Based on the most recent economic forecasts, assessors and appraisers across the state are projecting that the recovery of California’s real estate market may take up to 15 years before values return to those seen during the 2005 – 2007 timeframe. Thus, although market values experienced a precipitous drop over the past few years, increases going forward are projected to be extremely slow. Consequently, property owners that acquired locally assessed real estate during the peak of the market and saw their property’s assessed value decline in the 2009 – 2011 timeframe, may not only expect higher property taxes going forward, but, for several years, those annual increases will not be limited to the two percent cap of Proposition 13 (at least until the property’s market value returns to its trended base year value).
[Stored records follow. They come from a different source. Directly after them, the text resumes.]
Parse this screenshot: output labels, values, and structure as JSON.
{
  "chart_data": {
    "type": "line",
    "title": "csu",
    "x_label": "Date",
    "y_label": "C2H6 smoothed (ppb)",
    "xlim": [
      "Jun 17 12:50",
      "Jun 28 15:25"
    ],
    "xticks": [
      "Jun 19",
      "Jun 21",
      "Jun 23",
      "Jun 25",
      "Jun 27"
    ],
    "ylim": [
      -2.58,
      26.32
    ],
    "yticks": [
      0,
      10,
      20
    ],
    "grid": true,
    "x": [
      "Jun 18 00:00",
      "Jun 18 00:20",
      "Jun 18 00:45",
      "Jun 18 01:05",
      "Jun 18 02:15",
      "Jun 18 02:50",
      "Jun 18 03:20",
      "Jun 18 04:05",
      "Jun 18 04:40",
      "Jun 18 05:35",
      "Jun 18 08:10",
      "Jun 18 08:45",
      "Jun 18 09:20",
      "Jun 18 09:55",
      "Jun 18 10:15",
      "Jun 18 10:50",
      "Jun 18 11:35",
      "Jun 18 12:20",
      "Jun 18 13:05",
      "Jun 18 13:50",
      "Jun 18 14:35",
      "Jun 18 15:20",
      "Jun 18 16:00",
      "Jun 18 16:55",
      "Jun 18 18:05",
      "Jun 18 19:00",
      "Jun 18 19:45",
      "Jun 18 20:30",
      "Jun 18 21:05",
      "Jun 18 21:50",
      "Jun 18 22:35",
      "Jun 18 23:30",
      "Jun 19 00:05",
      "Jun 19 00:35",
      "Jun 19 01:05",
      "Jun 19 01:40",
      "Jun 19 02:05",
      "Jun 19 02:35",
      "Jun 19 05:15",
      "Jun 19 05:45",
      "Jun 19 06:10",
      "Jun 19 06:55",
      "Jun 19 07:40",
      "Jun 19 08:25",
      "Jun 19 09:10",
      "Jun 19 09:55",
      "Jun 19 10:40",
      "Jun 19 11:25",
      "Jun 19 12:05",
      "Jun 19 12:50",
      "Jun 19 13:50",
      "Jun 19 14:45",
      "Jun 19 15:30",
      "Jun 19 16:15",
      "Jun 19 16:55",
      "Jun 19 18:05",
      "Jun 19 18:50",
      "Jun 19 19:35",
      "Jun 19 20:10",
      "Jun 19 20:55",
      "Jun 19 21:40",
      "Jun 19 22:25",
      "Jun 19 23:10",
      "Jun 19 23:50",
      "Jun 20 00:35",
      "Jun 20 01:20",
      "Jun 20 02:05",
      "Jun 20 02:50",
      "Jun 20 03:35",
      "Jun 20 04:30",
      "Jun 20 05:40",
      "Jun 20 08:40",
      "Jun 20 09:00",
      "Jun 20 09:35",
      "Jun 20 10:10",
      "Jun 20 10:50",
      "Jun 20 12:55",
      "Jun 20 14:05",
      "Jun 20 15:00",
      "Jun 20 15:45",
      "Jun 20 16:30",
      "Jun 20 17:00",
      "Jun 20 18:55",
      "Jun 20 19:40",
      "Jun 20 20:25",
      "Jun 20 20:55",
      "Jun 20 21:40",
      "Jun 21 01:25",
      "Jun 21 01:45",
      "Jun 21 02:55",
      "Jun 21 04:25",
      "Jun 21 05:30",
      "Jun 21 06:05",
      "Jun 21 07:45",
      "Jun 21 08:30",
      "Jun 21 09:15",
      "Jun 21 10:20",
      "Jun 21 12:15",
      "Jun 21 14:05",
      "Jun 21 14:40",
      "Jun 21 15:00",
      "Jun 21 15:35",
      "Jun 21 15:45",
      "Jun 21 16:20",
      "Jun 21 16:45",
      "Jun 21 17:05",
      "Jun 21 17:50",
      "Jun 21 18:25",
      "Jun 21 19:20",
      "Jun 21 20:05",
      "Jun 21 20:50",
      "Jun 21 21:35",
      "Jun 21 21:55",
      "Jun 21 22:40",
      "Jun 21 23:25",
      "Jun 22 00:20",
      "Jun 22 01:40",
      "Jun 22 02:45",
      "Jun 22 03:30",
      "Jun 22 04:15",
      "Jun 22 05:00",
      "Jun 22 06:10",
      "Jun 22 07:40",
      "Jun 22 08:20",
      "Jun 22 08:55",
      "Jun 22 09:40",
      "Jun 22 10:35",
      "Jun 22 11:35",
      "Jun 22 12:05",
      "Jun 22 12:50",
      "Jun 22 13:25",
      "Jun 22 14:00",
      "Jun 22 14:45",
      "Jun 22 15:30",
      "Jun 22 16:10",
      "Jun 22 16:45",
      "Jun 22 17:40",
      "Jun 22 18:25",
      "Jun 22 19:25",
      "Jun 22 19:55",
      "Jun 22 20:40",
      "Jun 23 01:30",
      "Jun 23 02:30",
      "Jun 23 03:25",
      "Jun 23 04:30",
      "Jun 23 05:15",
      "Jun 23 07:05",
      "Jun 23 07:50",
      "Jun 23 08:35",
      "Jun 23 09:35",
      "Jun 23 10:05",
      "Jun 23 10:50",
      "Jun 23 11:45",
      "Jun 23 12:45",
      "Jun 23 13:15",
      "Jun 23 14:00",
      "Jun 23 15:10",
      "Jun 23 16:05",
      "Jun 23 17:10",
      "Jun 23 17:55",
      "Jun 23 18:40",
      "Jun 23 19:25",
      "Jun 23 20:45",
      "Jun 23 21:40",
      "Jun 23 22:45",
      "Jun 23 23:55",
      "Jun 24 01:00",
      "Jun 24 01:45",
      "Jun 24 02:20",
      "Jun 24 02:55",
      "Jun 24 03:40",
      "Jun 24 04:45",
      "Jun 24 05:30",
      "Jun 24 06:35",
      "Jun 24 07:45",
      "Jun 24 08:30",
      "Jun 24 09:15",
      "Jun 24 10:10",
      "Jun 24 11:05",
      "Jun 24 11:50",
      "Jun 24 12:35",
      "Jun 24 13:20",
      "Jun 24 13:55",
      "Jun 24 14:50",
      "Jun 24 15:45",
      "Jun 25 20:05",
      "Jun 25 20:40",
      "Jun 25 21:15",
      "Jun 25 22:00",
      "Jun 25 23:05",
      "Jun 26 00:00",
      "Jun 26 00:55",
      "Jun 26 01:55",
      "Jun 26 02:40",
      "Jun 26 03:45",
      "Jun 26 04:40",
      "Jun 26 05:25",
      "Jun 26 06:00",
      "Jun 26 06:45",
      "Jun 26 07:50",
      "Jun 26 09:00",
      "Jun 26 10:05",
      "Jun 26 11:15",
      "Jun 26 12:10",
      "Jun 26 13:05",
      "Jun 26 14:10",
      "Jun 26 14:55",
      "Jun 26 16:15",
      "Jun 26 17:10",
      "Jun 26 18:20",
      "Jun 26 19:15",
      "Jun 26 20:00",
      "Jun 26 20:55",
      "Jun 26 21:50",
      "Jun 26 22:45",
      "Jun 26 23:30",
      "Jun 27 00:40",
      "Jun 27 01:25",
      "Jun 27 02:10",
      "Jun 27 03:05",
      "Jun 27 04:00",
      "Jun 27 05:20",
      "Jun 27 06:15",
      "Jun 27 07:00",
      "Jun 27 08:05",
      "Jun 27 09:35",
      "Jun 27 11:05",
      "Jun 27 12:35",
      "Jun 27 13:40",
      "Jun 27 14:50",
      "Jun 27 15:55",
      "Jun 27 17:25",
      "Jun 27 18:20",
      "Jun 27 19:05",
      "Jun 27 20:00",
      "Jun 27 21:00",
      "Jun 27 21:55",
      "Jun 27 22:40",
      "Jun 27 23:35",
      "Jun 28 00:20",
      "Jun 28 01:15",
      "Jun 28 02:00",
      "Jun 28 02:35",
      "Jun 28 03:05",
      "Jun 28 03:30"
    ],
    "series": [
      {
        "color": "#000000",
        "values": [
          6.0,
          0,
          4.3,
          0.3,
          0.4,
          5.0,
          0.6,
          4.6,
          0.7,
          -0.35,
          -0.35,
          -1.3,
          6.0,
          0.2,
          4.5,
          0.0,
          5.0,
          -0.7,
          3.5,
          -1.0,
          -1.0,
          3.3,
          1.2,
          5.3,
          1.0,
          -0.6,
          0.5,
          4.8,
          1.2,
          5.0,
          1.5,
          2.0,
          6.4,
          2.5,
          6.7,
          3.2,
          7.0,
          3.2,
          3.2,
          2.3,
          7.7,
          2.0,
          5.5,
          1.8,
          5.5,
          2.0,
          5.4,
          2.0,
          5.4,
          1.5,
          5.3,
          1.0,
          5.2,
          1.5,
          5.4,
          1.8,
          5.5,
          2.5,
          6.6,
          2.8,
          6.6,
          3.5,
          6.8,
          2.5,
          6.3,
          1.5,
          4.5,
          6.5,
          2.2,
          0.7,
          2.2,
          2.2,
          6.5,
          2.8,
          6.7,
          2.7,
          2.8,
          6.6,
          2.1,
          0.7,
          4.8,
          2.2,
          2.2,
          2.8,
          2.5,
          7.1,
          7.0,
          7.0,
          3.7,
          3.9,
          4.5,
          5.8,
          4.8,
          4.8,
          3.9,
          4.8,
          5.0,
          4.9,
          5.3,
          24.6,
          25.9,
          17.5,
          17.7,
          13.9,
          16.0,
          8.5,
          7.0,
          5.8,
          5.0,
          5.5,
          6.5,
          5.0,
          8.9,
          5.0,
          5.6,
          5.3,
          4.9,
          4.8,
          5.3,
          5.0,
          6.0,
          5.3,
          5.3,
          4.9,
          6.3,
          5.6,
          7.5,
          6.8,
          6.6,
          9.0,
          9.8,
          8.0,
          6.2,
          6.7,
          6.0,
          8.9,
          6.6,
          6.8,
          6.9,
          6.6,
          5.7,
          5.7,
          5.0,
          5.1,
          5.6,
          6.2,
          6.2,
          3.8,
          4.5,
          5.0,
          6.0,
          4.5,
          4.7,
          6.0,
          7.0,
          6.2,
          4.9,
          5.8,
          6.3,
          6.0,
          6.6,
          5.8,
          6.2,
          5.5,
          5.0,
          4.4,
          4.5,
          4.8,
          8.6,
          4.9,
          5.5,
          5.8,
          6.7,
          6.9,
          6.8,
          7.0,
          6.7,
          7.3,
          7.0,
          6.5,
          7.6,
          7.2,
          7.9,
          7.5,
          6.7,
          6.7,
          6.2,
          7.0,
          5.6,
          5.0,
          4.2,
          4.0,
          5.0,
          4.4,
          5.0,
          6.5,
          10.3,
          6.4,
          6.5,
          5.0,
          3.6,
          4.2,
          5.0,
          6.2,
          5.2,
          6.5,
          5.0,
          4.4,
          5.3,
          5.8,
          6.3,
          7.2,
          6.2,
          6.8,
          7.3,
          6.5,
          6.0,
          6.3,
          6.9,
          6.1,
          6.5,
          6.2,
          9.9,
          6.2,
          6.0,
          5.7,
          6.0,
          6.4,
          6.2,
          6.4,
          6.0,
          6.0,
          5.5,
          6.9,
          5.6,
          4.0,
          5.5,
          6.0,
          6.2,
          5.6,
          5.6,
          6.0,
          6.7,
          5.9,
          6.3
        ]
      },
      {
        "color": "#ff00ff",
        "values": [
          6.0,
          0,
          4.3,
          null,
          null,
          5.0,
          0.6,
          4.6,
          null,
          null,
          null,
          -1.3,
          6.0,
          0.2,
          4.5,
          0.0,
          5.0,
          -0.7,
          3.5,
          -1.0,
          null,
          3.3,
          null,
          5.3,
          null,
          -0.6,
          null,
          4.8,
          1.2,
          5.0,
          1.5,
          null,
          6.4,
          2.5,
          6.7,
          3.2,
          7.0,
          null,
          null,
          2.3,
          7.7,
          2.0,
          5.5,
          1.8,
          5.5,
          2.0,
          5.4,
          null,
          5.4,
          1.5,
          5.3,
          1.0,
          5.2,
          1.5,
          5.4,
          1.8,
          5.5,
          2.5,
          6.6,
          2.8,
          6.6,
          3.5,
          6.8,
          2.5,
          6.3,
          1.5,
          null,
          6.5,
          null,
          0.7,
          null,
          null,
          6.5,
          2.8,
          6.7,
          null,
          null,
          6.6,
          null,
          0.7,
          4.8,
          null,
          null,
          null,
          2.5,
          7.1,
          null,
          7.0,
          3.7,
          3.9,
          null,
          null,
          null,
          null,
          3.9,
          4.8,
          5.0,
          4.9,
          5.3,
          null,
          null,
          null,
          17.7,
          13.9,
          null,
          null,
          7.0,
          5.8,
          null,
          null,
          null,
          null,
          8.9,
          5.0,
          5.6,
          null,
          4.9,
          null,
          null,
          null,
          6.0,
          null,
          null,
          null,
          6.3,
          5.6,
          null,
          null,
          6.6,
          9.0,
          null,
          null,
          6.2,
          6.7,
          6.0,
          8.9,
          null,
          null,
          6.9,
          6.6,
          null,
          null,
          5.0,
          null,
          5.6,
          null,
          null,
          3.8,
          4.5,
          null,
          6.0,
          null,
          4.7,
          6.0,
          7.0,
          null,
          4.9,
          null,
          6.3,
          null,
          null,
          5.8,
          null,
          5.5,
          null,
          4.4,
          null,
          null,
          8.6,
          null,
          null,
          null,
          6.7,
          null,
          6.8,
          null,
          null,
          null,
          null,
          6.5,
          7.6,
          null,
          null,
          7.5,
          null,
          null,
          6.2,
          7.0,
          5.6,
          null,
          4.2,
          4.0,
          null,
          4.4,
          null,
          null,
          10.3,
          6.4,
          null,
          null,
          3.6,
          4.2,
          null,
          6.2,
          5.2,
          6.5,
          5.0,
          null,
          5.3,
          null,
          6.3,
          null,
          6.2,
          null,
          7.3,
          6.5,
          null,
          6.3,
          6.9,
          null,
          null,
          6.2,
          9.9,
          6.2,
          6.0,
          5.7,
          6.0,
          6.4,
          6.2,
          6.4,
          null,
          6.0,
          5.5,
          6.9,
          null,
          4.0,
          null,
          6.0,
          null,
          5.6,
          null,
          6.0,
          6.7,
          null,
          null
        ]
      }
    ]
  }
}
As a practical matter, assessors and assessment appeals boards are projecting an increased workload for the next several years. Although taxpayers who received 20 – 30% reductions during the 2009 – 2011 timeframe generally were not protesting that their assessments should have been reduced even further, it will be a different story when assessed values start going up. Not only will there be greater scrutiny on assessed values (because taxpayers are more likely to challenge increases than decreases), but assessors are faced with the huge task of annually reappraising each property that received a Proposition 8 reduction until that property's market value exceeds its trended base year value. Indeed, the assessors’ increased workloads, coupled with the fact that most assessors are working at reduced staffing levels, suggests that properties being reappraised in the coming years due to prior Proposition 8 reductions may not receive a thorough analysis.

Consequently, as assessors start the process of increasing assessments on properties that were previously reduced, taxpayers are encouraged to pay particularly close attention to the value of their properties. Naturally, an independent appraisal would give a property owner a good sense of whether the subject property is assessed accurately. But, other alternatives are available as well. For example, taxpayers have the right to examine the assessor’s records, including the working papers and appraisal used by the assessor to determine the value of the taxpayer’s property. Thus, if a taxpayer believes its property may be over assessed, a good place to start the analysis is by reviewing the appraisal that the assessor used to set the assessed value. If the taxpayer does not agree with the assessor’s appraisal, then it may make sense to challenge that assessment either formally or informally (or both).

The vast majority of assessment disputes are resolved through negotiation with the assessor. Yet, if a formal protest is not filed, the taxpayer looses leverage, and will likely have to agree to any adjustment the assessor may/may not make. Thus, it often makes sense to file a protective appeal. The deadline for filing a formal protest of the 2012 assessed value varies from county to county, but will be either September 17, 2012 or November 30, 2012.